Saturday, June 18, 2011

a self-serving tale

So, finally getting back to Rollins...

Not that I've read every clever story in his little book, but I skipped a bit, and read the last clever little story, which he calls "The Heretic", pp 179-184.

The story is about a man who is being tried for teaching heresy. After being sentence to death, the man asks the judge to allow that he himself should pick the person from the crowd of onlookers who will set the fire that will kill him. The judge agrees, and on the day of his execution, the man puts his choice in this way:

"I stand before you now, helpless as a child, condemned to death for heresy. I am guilty as charged, for I have held a distorted, muddied, and inaccurate view of the divine. I have only one request: that I be set alight by one among you who is innocent of this charge."


And the moral (if 'moral' is the right word for it) of this tale is...

Here the issue concerns the idea of distorting the image of God. This young man has been found guilty of propogating a false vew of the divine, and yet the young man knows this and freely admits it. However, he refuses to repent, for to do this would imply that there is a view of God that is not distorted, namely the view of the religious authorities at the time.

In this story we are led to ask whether knowing and admitting that one speaks inaccurately about God would actually be preferable to the claim that we can speak accurately about the source of faith. People may respond that this is all very well, but that some ways of describing God are healthy and some are unhealthy. Here I would wholeheartedly agree. The question here, however, is not how we judge between orthodoxy and heresy, but rather how we judge between good heresy and bad heresy. Another way of putting this is that we must question the difference between the heresy of orthodoxy, in which we dogmatically claim to have the truth, and the orthodox heresy, in which we humbly admit that we are in the dark but still endeavor to live in the way of Christ as best we can.

And so endeth the book.

Your story is imagined.

So, basically, his claim is that there is no such thing as orthodoxy and heresy. There is no way of knowing if what we say about God is true or not. We can't say that anything we say about God is not distorted, we can have no true knowledge of God, we can never know if anthing we claim to think about God is really true or false. The only thing we can really do is stumble along blindly, never knowing if what we believe is true, all beliefs about God being equally valid or invalid, and we should not claim that anything we say or believe about God is really true.

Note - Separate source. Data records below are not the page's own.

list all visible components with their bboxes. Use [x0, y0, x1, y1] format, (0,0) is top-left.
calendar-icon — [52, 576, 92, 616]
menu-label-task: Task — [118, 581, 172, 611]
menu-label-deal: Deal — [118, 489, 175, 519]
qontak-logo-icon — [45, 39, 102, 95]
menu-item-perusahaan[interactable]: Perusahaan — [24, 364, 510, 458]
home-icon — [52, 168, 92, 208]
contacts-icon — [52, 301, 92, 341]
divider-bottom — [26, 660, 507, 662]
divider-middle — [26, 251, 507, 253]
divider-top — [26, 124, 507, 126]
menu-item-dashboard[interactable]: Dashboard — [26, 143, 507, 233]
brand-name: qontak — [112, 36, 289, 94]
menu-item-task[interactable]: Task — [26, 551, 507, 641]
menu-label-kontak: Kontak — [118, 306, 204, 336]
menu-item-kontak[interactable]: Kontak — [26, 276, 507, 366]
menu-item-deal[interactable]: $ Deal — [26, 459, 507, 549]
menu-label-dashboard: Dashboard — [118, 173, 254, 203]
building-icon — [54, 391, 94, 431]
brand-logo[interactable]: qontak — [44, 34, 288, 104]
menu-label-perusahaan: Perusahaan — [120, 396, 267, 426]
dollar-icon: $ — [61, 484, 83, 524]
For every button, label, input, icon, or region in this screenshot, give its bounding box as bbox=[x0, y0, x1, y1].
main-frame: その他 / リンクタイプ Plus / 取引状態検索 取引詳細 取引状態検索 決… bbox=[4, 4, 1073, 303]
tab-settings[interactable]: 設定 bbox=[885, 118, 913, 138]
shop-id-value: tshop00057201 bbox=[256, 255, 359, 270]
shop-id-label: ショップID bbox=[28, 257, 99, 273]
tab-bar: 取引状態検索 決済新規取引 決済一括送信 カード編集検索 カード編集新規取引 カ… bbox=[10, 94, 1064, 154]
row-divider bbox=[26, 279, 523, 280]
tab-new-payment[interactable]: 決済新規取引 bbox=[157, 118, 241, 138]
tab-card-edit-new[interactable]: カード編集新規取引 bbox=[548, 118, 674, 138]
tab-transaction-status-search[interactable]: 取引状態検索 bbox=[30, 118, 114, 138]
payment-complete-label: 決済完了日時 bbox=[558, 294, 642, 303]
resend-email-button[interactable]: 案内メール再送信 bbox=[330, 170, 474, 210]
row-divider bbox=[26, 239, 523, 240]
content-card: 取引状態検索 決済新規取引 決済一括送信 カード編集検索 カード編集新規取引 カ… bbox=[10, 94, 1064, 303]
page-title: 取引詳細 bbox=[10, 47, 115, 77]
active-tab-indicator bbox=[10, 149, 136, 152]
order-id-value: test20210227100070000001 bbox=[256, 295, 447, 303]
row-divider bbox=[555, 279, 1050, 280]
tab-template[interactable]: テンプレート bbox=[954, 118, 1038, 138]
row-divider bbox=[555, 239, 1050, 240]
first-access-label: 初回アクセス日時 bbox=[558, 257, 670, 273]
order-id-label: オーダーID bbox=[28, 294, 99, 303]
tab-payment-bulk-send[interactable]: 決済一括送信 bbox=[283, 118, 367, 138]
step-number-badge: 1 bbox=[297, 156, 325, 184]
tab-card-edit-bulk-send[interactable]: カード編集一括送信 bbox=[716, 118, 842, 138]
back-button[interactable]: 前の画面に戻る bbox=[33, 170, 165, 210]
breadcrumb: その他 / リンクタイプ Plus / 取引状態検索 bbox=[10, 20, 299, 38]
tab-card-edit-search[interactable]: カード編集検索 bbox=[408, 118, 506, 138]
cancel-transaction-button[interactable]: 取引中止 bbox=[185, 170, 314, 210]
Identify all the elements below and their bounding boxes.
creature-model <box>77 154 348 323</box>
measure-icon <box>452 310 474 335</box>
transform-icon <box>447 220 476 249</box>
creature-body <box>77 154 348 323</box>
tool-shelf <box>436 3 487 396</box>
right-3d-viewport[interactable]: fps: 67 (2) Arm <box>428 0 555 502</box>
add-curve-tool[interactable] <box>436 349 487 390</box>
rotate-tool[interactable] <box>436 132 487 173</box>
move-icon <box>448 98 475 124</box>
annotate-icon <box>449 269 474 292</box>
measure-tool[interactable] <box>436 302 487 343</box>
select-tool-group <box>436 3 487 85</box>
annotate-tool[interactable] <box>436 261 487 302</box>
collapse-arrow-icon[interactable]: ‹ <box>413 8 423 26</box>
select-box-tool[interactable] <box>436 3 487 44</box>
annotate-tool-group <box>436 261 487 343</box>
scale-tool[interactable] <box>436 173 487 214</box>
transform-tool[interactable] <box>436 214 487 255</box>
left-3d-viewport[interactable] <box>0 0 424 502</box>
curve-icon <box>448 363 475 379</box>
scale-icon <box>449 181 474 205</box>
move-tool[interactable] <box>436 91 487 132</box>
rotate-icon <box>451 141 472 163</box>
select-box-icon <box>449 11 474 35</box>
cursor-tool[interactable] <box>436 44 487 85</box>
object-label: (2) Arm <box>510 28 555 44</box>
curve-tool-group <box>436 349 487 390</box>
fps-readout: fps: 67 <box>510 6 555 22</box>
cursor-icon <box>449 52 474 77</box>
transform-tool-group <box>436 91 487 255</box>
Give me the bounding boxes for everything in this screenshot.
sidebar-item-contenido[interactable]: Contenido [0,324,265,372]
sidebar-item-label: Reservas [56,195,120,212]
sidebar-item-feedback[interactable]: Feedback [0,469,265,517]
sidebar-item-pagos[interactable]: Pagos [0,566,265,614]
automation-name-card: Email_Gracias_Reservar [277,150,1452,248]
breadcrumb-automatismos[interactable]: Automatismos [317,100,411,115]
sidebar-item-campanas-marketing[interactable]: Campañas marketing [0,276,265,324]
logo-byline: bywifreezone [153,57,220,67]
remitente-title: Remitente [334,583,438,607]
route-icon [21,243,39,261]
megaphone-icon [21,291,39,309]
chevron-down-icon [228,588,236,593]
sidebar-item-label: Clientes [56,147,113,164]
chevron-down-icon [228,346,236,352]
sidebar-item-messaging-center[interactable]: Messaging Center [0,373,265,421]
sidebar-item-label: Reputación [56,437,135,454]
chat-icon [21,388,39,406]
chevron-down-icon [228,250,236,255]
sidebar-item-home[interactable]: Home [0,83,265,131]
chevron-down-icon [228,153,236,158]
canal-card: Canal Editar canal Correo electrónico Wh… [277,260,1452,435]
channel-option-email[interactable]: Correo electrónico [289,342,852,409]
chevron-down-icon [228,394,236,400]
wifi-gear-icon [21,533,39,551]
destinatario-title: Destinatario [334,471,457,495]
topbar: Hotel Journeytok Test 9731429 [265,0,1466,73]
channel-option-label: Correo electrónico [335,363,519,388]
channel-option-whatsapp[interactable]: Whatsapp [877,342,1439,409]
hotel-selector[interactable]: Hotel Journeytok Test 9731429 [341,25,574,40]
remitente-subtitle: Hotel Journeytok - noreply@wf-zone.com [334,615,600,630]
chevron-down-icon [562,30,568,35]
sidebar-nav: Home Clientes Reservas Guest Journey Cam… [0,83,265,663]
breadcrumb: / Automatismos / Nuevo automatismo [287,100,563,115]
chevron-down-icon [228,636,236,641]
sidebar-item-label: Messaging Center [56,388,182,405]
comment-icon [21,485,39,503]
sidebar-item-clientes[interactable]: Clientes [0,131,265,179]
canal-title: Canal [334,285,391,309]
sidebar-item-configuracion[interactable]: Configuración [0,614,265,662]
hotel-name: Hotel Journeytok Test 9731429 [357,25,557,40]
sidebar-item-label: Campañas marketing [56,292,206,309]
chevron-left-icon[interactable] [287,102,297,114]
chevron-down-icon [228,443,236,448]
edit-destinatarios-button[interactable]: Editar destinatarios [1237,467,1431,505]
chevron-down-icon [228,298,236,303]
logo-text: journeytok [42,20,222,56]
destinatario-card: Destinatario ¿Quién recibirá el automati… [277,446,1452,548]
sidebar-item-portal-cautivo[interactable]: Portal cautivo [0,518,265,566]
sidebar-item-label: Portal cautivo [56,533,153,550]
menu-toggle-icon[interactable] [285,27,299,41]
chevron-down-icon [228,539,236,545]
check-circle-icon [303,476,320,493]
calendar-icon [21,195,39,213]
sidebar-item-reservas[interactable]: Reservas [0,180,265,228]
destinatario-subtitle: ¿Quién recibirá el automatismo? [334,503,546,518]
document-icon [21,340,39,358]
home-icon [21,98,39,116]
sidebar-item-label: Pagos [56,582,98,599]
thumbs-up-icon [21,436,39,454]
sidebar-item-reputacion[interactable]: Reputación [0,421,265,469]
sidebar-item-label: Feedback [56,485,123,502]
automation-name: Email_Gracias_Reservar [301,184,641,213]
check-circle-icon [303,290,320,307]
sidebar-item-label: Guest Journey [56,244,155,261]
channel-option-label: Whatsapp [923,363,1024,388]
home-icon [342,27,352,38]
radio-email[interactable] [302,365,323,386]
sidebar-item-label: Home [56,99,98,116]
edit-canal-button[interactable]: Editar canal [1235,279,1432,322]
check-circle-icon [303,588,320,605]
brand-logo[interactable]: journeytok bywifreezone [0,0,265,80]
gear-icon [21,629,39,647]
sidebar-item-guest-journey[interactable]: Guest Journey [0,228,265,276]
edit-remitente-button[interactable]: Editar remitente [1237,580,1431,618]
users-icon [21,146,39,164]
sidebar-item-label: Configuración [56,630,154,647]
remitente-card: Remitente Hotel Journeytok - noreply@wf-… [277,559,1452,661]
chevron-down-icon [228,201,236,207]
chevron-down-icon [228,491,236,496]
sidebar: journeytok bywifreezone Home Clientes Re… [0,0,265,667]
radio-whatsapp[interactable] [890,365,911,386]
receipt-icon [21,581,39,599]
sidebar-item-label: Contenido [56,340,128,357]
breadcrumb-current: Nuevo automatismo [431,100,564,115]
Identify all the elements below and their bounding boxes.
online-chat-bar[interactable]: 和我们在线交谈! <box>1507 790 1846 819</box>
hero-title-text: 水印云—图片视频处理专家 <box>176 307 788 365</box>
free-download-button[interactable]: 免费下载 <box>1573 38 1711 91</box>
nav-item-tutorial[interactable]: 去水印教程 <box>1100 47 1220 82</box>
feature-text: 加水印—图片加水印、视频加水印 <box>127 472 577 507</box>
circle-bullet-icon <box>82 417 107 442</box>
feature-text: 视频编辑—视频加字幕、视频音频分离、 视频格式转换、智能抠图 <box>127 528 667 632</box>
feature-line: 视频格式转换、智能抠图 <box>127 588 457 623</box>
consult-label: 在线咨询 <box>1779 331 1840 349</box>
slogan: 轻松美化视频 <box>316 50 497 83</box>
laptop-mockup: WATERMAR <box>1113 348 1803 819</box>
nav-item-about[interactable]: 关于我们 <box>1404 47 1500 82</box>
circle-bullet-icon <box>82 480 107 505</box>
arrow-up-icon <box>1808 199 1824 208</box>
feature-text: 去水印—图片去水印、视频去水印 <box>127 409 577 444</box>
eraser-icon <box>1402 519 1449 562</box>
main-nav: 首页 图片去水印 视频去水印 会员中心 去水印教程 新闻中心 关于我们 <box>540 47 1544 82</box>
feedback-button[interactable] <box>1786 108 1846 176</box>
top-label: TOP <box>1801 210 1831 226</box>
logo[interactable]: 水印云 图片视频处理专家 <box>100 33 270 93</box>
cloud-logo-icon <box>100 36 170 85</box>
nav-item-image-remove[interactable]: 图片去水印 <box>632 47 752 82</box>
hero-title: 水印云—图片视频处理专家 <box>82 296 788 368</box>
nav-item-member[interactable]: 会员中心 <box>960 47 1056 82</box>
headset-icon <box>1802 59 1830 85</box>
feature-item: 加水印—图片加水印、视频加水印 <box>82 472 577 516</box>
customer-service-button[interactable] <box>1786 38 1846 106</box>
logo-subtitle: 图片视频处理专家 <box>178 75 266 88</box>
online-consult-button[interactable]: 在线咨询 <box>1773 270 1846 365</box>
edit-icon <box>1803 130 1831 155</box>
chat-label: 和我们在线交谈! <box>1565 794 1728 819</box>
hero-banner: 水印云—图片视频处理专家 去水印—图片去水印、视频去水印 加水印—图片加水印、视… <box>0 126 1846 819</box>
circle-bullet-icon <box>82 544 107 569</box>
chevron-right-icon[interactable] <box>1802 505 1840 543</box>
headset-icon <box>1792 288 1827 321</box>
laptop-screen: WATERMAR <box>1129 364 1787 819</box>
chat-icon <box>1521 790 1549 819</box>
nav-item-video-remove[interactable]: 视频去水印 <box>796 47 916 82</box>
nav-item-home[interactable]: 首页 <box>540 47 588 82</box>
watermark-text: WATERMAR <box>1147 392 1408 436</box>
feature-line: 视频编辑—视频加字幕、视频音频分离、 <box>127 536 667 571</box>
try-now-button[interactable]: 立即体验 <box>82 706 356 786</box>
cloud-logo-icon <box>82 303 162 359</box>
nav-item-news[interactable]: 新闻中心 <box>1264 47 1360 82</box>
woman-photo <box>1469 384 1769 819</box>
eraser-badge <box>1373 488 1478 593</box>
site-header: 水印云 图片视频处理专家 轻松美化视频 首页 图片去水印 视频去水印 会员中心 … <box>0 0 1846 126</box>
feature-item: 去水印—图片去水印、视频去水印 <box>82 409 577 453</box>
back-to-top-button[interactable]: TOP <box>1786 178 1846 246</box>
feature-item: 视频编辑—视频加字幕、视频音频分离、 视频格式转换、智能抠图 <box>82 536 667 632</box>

So, anyone else ready to slit their wrists? Well, me, neither, but if I really believed this hopeless drivel of Rollins', I might just find it tempting.

Because, really, if anything I believe or say about God is just as valid anything else I may say or believe, than there is no point. If I believe that God is a space alien from the far-off galaxy of XRginTEanoapfOHPQps, then how is that any less valid than believing that God is beyond the material world, the maker of the Universe? If I believe that God wants us to burn all kittens in a big bonfire, how is that less valid than say that God cares about the created world?

And that last part brings up the cheat Rollins tries to sneak in. He talks abot how we blindly "endeavor to live in the way of Christ as best we can", but if there are no valid beliefs about God or about Christ, if all we say or believe about them is heresy, than how can we know what this "way of Christ" is? How can we know the best way to live it? Or, for that matter, how do we know that is the best way for us to live?

We cannot say that. By his own definition, Rollins forbids us to dogmatically say that we know the truth, and that excludes even the claim that we know the way of Christ, that we know the best way to live that way, and that it is the best way for us to live. It is simply a choice, and if others choose other ways--the ways of Mohammed, the ways of Kali, the ways of Rasputin, the ways of Hitler--than we are forbidden to say that they are wrong.

Oh, sure, Rollins tries to sneak in the idea that there are healthy and unhealthy ways of describing God. But then, we have to say that we know what the standards for health are, that they can be universally agreed upon. But if one group believe that it is healthy to have a god of new-agey love and acceptance, and another believes it is healthy to believe in a god who glories in blood and death and destruction, how are we to say that one is acceptable and the other isn't, or if either is acceptable? If one group thinks God likes diversity, but another thinks God would like it best if all people looked the same, then, pray tell, how are we to decided which is really God's preference?

Finally, notice what is completely missing from Rollin's little spin. There is no notion that we have an acceptable, reliable source of information concerning God. There is no mention the God has revealed Himself to us, has told us things about Himself, has in times past directly spoken to prophets, and those prophets put His words on whatever they had available to write upon, that those words have been divinely preserved, have been translated into our tongue so that we can know God, so that we can have true and reliable knowledge about Him, so that we can indeed distinguish true things to believe about Him and false, heretical things.

We have the Bible, God Holy Word. We have reliable knowledge about God. We can know for sure the some thing said about God are rank nonsense, because we have what God has revealed about Himself.

So, I find Rollins' clever little story and commentary to be incredibly self-contradictory, and in the end self-serving to his own ends of not being held accountable for the heresies he teaches. But he chops off his own feet, for if all words about God are equally valid, then Rollins has no right to say that his views are better or worse than anyone else's.